After reviewing all the comments on this issue, NHTSA has decided to retain the current severity of the pulse and not reduce it. The agency concurs with Advocates that to ensure safety protection for as many child occupants as possible, "critical aspects of test procedures should replicate more stringent conditions than would be experienced in the average vehicle," and that, given that child restraints are used with a wide range of vehicle types and are involved in crashes of varying degrees of severity, such a critical aspect is the sled pulse. Accordingly, the agency declines to replicate the crash conditions of the most frequent collision event.

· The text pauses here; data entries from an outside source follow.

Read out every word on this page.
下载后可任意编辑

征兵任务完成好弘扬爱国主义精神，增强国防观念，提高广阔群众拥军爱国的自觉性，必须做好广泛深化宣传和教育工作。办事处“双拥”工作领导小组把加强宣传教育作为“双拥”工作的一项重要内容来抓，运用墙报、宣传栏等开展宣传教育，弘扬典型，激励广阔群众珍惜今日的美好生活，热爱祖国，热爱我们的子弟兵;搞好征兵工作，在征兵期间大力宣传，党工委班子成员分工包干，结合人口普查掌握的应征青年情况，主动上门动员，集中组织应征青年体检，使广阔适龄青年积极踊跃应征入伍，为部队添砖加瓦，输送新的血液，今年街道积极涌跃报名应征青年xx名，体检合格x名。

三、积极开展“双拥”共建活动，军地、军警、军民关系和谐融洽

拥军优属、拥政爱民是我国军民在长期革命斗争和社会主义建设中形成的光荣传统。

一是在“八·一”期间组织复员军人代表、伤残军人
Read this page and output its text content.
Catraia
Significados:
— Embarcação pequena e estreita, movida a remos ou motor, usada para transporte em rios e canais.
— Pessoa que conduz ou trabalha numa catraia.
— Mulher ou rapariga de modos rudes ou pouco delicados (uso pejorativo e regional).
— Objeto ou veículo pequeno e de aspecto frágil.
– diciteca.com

GM suggested that NHTSA consider using the FMVSS No. 208 generic sled pulse if this final rule adopts the Hybrid III test dummies and injury measures proposed in the NPRM. As discussed later in this preamble, this final rule adopts the Hybrid III test dummies but does not adopt the majority of the injury measures proposed in the NPRM. Nonetheless, the agency makes the following observations about the suggestion to use the FMVSS No. 208 generic sled pulse. The generic sled pulse is less severe than the FMVSS No. 213 pulse. As shown in the following overlay of the existing FMVSS No. 213 pulse with the FMVSS No. 208 generic sled pulse, the former has a greater onset rate, higher peak acceleration and shorter time duration. Further, the FMVSS No. 208 sled pulse, with a peak acceleration of about 17 g's, is less stringent than most 30 mph passenger vehicle crashes. Because the FMVSS No. 208 sled pulse is less severe than the FMVSS No. 213 pulse, this final rule declines the suggestion to adopt it.